An ab initio study of model compounds of fecapentaenes

Abstract

Total geometry optimizations at the STO-3G and 3-21G basis levels, as well as single point energy determinations using the 6-31G* basis set for all relevant minima and selected first- and second-order critical points on the unprotonated and protonated potential energy surfaces (PES's) of vinyl alcohol, methyl vinyl ether and 1,3-butadien-1-ol were determined. The proton affinities for each minimum isomer on the PES's of these compounds were also determined. These three systems were chosen as initial compounds to model the highly potent mutagenic “fecapentaenes” which are found in the bowel mucosa of people who have a high risk of developing colon cancer. These model compounds were chosen for two reasons: (1) to determine if a simplified glycerol moiety (i.e. a methyl group in methyl vinyl ether) can be further simplified to a hydrogen atom as in vinyl alcohol, and (2) to compare and contrast the differences obtained in the PES when the double bond moiety in vinyl alcohol is extended to a conjugated carbon—carbon double bond system as in 1,3-butadien-1-ol. The calculations reveal that the glycerol moiety of the enol ether type compounds may be simplified to a hydrogen atom using enol aldehyde compounds.
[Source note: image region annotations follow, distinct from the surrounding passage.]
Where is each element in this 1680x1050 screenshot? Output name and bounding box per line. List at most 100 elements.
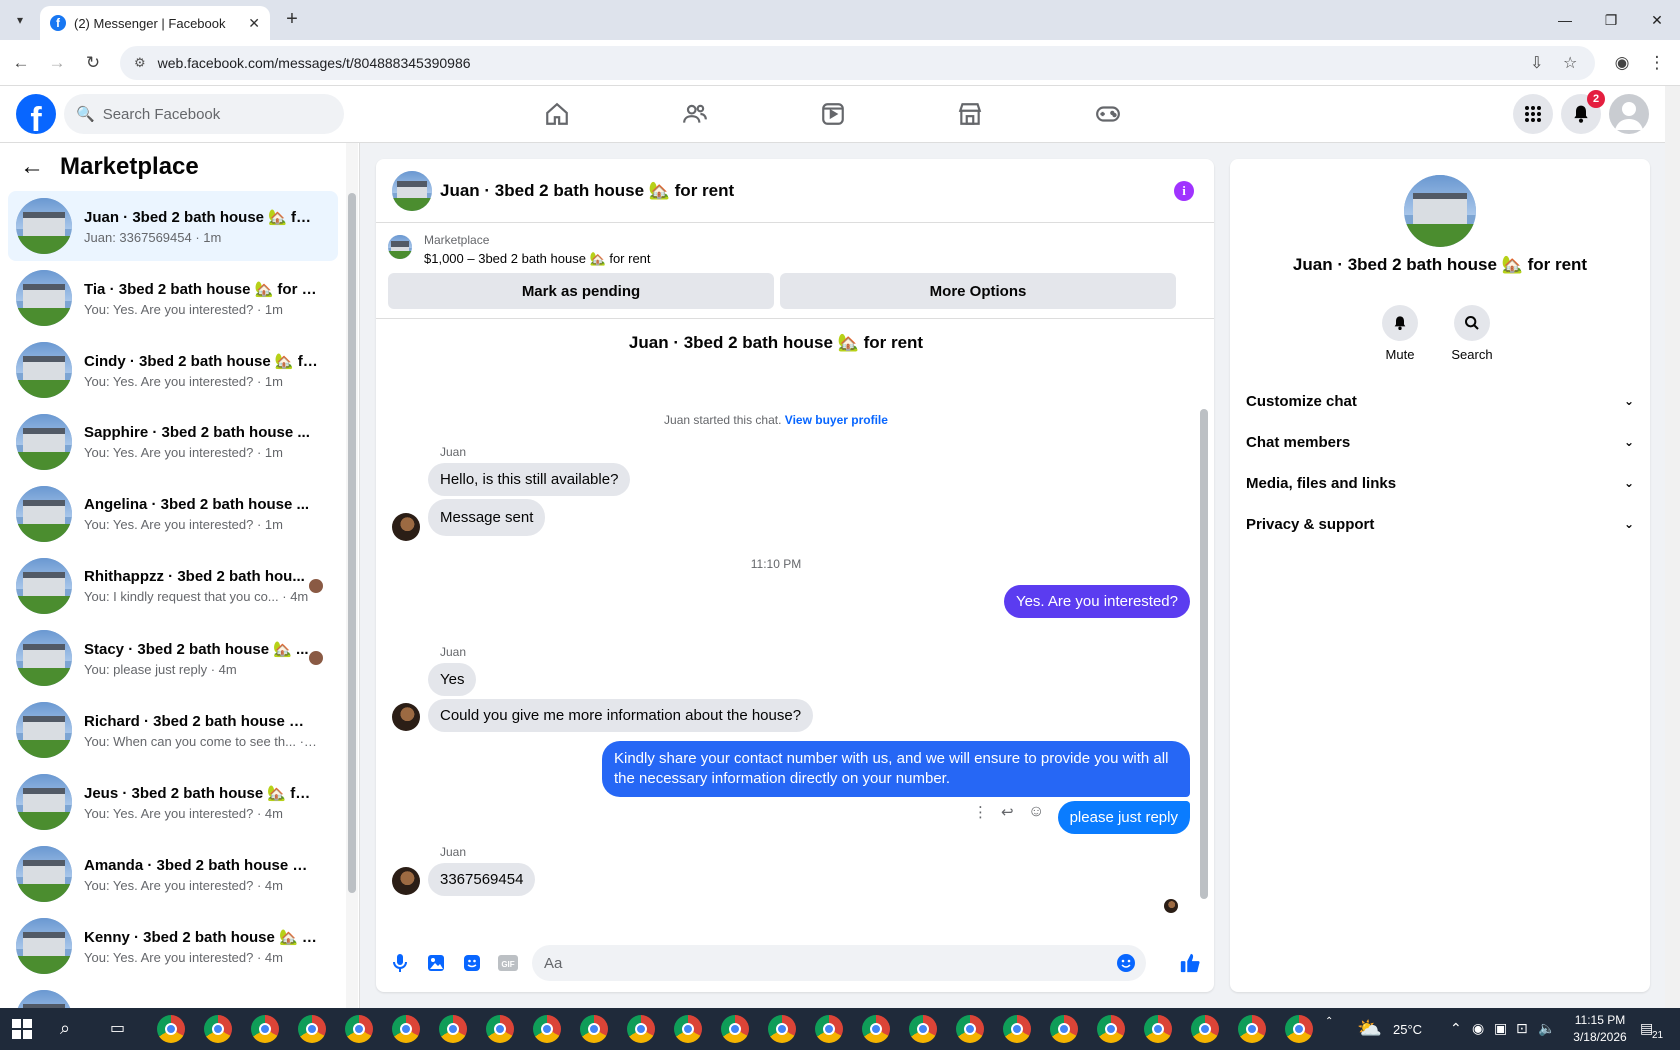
conversation-item[interactable]: Kenny · 3bed 2 bath house 🏡 f... You: Yes… (8, 911, 338, 981)
incoming-message[interactable]: Message sent (428, 499, 546, 536)
browser-menu-icon[interactable]: ⋮ (1644, 50, 1670, 76)
friends-icon[interactable] (677, 96, 713, 132)
view-buyer-profile-link[interactable]: View buyer profile (785, 413, 888, 427)
search-input[interactable]: 🔍 Search Facebook (64, 94, 344, 134)
outgoing-message[interactable]: please just reply (1057, 801, 1190, 834)
chrome-taskbar-icon[interactable] (1003, 1015, 1031, 1043)
incoming-message[interactable]: Yes (428, 663, 477, 696)
chrome-taskbar-icon[interactable] (1050, 1015, 1078, 1043)
search-in-conversation-button[interactable]: Search (1442, 305, 1502, 362)
tray-meet-icon[interactable]: ▣ (1494, 1020, 1507, 1037)
back-icon[interactable]: ← (8, 50, 34, 76)
marketplace-icon[interactable] (952, 96, 988, 132)
profile-icon[interactable]: ◉ (1609, 50, 1635, 76)
listing-title[interactable]: $1,000 – 3bed 2 bath house 🏡 for rent (424, 251, 651, 267)
clock-date[interactable]: 3/18/2026 (1570, 1030, 1630, 1044)
chrome-taskbar-icon[interactable] (1144, 1015, 1172, 1043)
account-avatar[interactable] (1609, 94, 1649, 134)
chrome-taskbar-icon[interactable] (439, 1015, 467, 1043)
facebook-logo-icon[interactable]: f (16, 94, 56, 134)
sticker-icon[interactable] (460, 951, 484, 975)
message-input[interactable]: Aa (532, 945, 1146, 981)
mute-button[interactable]: Mute (1370, 305, 1430, 362)
chat-header-thumbnail[interactable] (392, 170, 432, 211)
bookmark-star-icon[interactable]: ☆ (1563, 53, 1577, 73)
windows-start-icon[interactable] (12, 1019, 32, 1039)
notifications-bell-icon[interactable]: 2 (1561, 90, 1605, 134)
chrome-taskbar-icon[interactable] (1238, 1015, 1266, 1043)
conversation-item[interactable]: Richard · 3bed 2 bath house 🏡 ... You: Wh… (8, 695, 338, 765)
chrome-taskbar-icon[interactable] (204, 1015, 232, 1043)
conversation-item[interactable]: Rhithappzz · 3bed 2 bath hou... You: I ki… (8, 551, 338, 621)
window-close-icon[interactable]: ✕ (1634, 0, 1680, 40)
clock-time[interactable]: 11:15 PM (1570, 1013, 1630, 1027)
conversation-item[interactable]: Stacy · 3bed 2 bath house 🏡 ... You: plea… (8, 623, 338, 693)
chat-members-row[interactable]: Chat members ⌄ (1246, 422, 1634, 462)
site-info-icon[interactable]: ⚙ (134, 55, 146, 71)
chrome-taskbar-icon[interactable] (909, 1015, 937, 1043)
task-view-icon[interactable]: ▭ (110, 1018, 125, 1038)
photo-icon[interactable] (424, 951, 448, 975)
volume-icon[interactable]: 🔈 (1538, 1020, 1555, 1037)
mark-as-pending-button[interactable]: Mark as pending (388, 273, 774, 309)
sender-avatar[interactable] (392, 703, 420, 731)
home-icon[interactable] (539, 96, 575, 132)
incoming-message[interactable]: Could you give me more information about… (428, 699, 814, 732)
reply-icon[interactable]: ↩ (1001, 803, 1014, 821)
chrome-taskbar-icon[interactable] (815, 1015, 843, 1043)
more-options-button[interactable]: More Options (780, 273, 1176, 309)
chrome-taskbar-icon[interactable] (627, 1015, 655, 1043)
outgoing-message[interactable]: Kindly share your contact number with us… (602, 741, 1190, 797)
customize-chat-row[interactable]: Customize chat ⌄ (1246, 381, 1634, 421)
restore-icon[interactable]: ❐ (1588, 0, 1634, 40)
message-more-icon[interactable]: ⋮ (973, 803, 988, 821)
minimize-icon[interactable]: — (1542, 0, 1588, 40)
reload-icon[interactable]: ↻ (80, 50, 106, 76)
back-arrow-icon[interactable]: ← (20, 153, 44, 181)
taskbar-overflow-icon[interactable]: ⌃ (1325, 1016, 1333, 1027)
new-tab-icon[interactable]: + (280, 8, 304, 31)
outgoing-message[interactable]: Yes. Are you interested? (1003, 585, 1190, 618)
gaming-icon[interactable] (1090, 96, 1126, 132)
listing-thumbnail[interactable] (388, 235, 412, 259)
privacy-support-row[interactable]: Privacy & support ⌄ (1246, 504, 1634, 544)
network-icon[interactable]: ⊡ (1516, 1020, 1528, 1037)
weather-temp[interactable]: 25°C (1393, 1022, 1422, 1037)
conversation-item[interactable]: Sapphire · 3bed 2 bath house ... You: Yes… (8, 407, 338, 477)
conversation-item[interactable]: Juan · 3bed 2 bath house 🏡 for ... Juan: … (8, 191, 338, 261)
chrome-taskbar-icon[interactable] (768, 1015, 796, 1043)
info-icon[interactable]: i (1174, 181, 1194, 201)
video-icon[interactable] (815, 96, 851, 132)
conversation-item[interactable]: Amanda · 3bed 2 bath house 🏡... You: Yes.… (8, 839, 338, 909)
chat-details-avatar[interactable] (1404, 175, 1476, 247)
sender-avatar[interactable] (392, 867, 420, 895)
taskbar-search-icon[interactable]: ⌕ (60, 1018, 70, 1039)
chrome-taskbar-icon[interactable] (1097, 1015, 1125, 1043)
tray-up-icon[interactable]: ⌃ (1450, 1020, 1462, 1037)
chrome-taskbar-icon[interactable] (533, 1015, 561, 1043)
chat-title[interactable]: Juan · 3bed 2 bath house 🏡 for rent (440, 181, 734, 201)
chrome-taskbar-icon[interactable] (486, 1015, 514, 1043)
microphone-icon[interactable] (388, 951, 412, 975)
like-thumbs-up-icon[interactable] (1178, 951, 1202, 975)
react-icon[interactable]: ☺ (1028, 803, 1044, 821)
emoji-icon[interactable] (1116, 953, 1136, 977)
conversation-item[interactable]: Angelina · 3bed 2 bath house ... You: Yes… (8, 479, 338, 549)
chrome-taskbar-icon[interactable] (1191, 1015, 1219, 1043)
menu-grid-icon[interactable] (1513, 94, 1553, 134)
left-scrollbar-thumb[interactable] (348, 193, 356, 893)
chrome-taskbar-icon[interactable] (298, 1015, 326, 1043)
chrome-taskbar-icon[interactable] (251, 1015, 279, 1043)
thread-scrollbar-thumb[interactable] (1200, 409, 1208, 899)
chrome-taskbar-icon[interactable] (956, 1015, 984, 1043)
install-icon[interactable]: ⇩ (1530, 53, 1543, 73)
chrome-taskbar-icon[interactable] (580, 1015, 608, 1043)
weather-icon[interactable]: ⛅ (1357, 1016, 1382, 1041)
conversation-item[interactable]: Cindy · 3bed 2 bath house 🏡 fo... You: Ye… (8, 335, 338, 405)
conversation-item[interactable]: Sha'Niyah · 3bed 2 bath hous... (8, 983, 338, 1008)
chrome-taskbar-icon[interactable] (157, 1015, 185, 1043)
chrome-taskbar-icon[interactable] (721, 1015, 749, 1043)
browser-tab[interactable]: f (2) Messenger | Facebook ✕ (40, 6, 270, 40)
gif-icon[interactable]: GIF (496, 951, 520, 975)
chrome-taskbar-icon[interactable] (345, 1015, 373, 1043)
In general, the PES's of the model fecapentaene compounds behave as would be predicted by chemical intuition, i.e. secondary carbonium ions are found to be more stable than primary carbonium ions, and the anti or trans configurations for (CCCC), (CCCO) and (HOCC) torsional angles are favored over the syn or cis configurations respectively (unless the cis/syn configurations are part of a ring system formed by H-bond or covalent type bonds). Configurations about carbon—carbon double bonds favor trans over cis, and finally, when three-, five- and six-membered rings can form, the calculations reveal that in all likelihood they will do so. The most important features at each basis level were that the energy barriers for methyl, methoxyl and hydroxyl rotations were very low, corresponding to virtually free rotations, and that the energy differences between conformers of a given isomer were small. The geometries determined by the 3-21G basis set should be superior to those determined with the STO-3G basis set, and some unusual features were present with the STO-3G basis set, especially when the protonation site was oxygen.